Küreselleşmeci tasarımın Suriye hezimeti
eşliğinde, Ortadoğu’da Rusya Federasyonu öncülüğünde barış
alametlerinin belirdiği bir dönemde, yıllık iznimin bir kısmında
soluğu Donbass’ta aldım. Donbass, aynı zamanda ABD ve AB’nin
2014’te büyük jeopolitik hataya düşerek giriştiği hamlenin
durdurulmasıyla, Rusya’nın Ortadoğu’ya açılmasının yolunu açması
açısından mühim.
Donbass’ın kalbi Donetsk ve Lugansk’ta
Sovyetler Birliği’nin kendisi olmasa da yaşatılan mirasını görme,
yerel yönetim, sıradan insanlar ve cephe hattında halk milisleriyle
konuşma fırsatı buldum. Kiev’deki neoliberal Meydan darbesine karşı
Batı medyasının görmediği anti-Meydan protestolarının izini sürdüm.
Kiev’e karşı, sınıfsal karakteri itibarıyla emekçilerin
desteklediği ‘yurtsever küçük burjuva devriminin’
vuku bulduğu anlaşılan bölgeden izlenimlerimi daha geniş
yazacağım.
Bugünlük kısa bir özet sunalım...
***
Ukrayna’nın vaktiyle müreffeh bu doğu
bölgesi, Batılı emperyalistlerin gerici güçleri kullanmaktan
çekinmedikleri diyar. Nasıl ki, Suriye’de ‘demokrasi
taşımak’ bahanesiyle siyasal İslamcılar kullanıldıysa,
Ukrayna’da da ‘neoliberal renkli devrimin’
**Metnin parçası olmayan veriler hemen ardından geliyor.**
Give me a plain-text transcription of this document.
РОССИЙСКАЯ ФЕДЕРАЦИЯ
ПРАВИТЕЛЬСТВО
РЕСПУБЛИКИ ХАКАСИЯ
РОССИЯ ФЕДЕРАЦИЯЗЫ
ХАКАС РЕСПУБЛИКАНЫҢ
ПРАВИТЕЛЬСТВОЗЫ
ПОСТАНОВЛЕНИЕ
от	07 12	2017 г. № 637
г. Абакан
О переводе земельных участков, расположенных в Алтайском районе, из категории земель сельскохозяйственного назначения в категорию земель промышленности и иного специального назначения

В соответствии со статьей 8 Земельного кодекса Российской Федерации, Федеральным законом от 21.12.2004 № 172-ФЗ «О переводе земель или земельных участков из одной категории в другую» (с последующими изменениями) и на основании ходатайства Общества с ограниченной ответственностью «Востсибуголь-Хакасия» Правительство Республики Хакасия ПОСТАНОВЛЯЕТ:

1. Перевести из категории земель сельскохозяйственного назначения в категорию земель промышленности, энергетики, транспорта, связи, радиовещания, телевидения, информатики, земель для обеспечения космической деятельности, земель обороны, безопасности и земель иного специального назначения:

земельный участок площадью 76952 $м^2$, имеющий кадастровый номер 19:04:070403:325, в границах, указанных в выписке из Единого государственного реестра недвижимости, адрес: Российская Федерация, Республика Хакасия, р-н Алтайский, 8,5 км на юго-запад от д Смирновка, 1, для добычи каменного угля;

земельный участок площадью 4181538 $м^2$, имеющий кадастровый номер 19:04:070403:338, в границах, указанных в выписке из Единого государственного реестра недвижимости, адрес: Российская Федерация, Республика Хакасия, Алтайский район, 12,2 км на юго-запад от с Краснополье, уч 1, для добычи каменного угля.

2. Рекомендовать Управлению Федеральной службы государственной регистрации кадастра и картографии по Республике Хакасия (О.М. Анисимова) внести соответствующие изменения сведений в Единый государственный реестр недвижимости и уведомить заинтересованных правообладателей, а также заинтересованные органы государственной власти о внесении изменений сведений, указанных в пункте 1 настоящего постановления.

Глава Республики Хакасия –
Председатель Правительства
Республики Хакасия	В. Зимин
aparatları Banderistler. Bu yüzden Donbass’ın ahalisi 2014’te
Kiev’deki darbeden beri teyakkuzda.
Nüfusu savaş öncesi 1 milyona yakın, bugün 650
binle ifade edilen Donetsk’in merkezine 15-20 kilometre mesafedeki
dış mahalleler Ukrayna ordusunun düzenli ateşine maruz kalıyor.
Çatışmanın izleri her yerde. AGİT gözlemcilerinin işe yaramadığı
‘gri bölge’ hattı namlı Halk Milislerinin
korumasında.
Donbass’ta iki entite var. Donetsk Halk
Cumhuriyeti DNR ile Lugansk Halk Cumhuriyeti LNR. Ademi
merkeziyetçi anlayış oblast geleneğiyle buraya içkin. Halk
konseylerinde sosyal hareketler aracılığıyla temsil sağlanıyor.
Ukrayna Komünist Partisi’nden kalan KP yüzde 10-15’leri bulan
desteğe sahip. Halkın azımsanmayacak kesimi sosyalizm deneyiminden
kalan sosyal adalet fikrini önemsiyor olsa da öykündükleri İsveç
tipi sosyal demokrasi. Neoliberal dizayn onlar için oligarkları
ifade ediyor. 2014’te AB ile Rusya’yı dengeleyeceğim derken
devrilmiş Yanukoviç, Batı’da sunulduğu gibi
‘Rusçu’ filan görülmüyor.
***
Rusya’nın burayı işgal ettiği iddiası safsata. Halk milisleri Donbass’ın ‘yerlimilli’ ahalisi. Rusya’dan gönüllüler eksik olmasa da etnik aidiyetler çeşitlilik arz ediyor. Kiev’den gelenler, Abhazlar, Gürcüler, Osetler, Tatarlar... Batılı solcuların bulunduğu Uluslararası Tugay’ı saymıyorum. Kırım yüzünden şişirilen ‘Novorosiya’ mefhumuna bakışları gerçekçi. Rusya ile bağları doğal ama özerk konumlarından vazgeçmek niyetleri yok. Nüfusun büyük kısmını Rusça konuşanlar oluşturuyor. Çarlık ve Sovyetler’in emperyal mirasını sahiplenen ‘Putinizm’ algısından süzülen de ‘Rusluk’ değil ‘Rusyalılık’. Doğrusu, burada Sovyetler’in milli kimlik meselesini çok büyük ölçüde çözümlediği kanaatim pekişti. Burada ‘kimlikçilik’ gözlükleriyle anlaşılacak bir şey yok.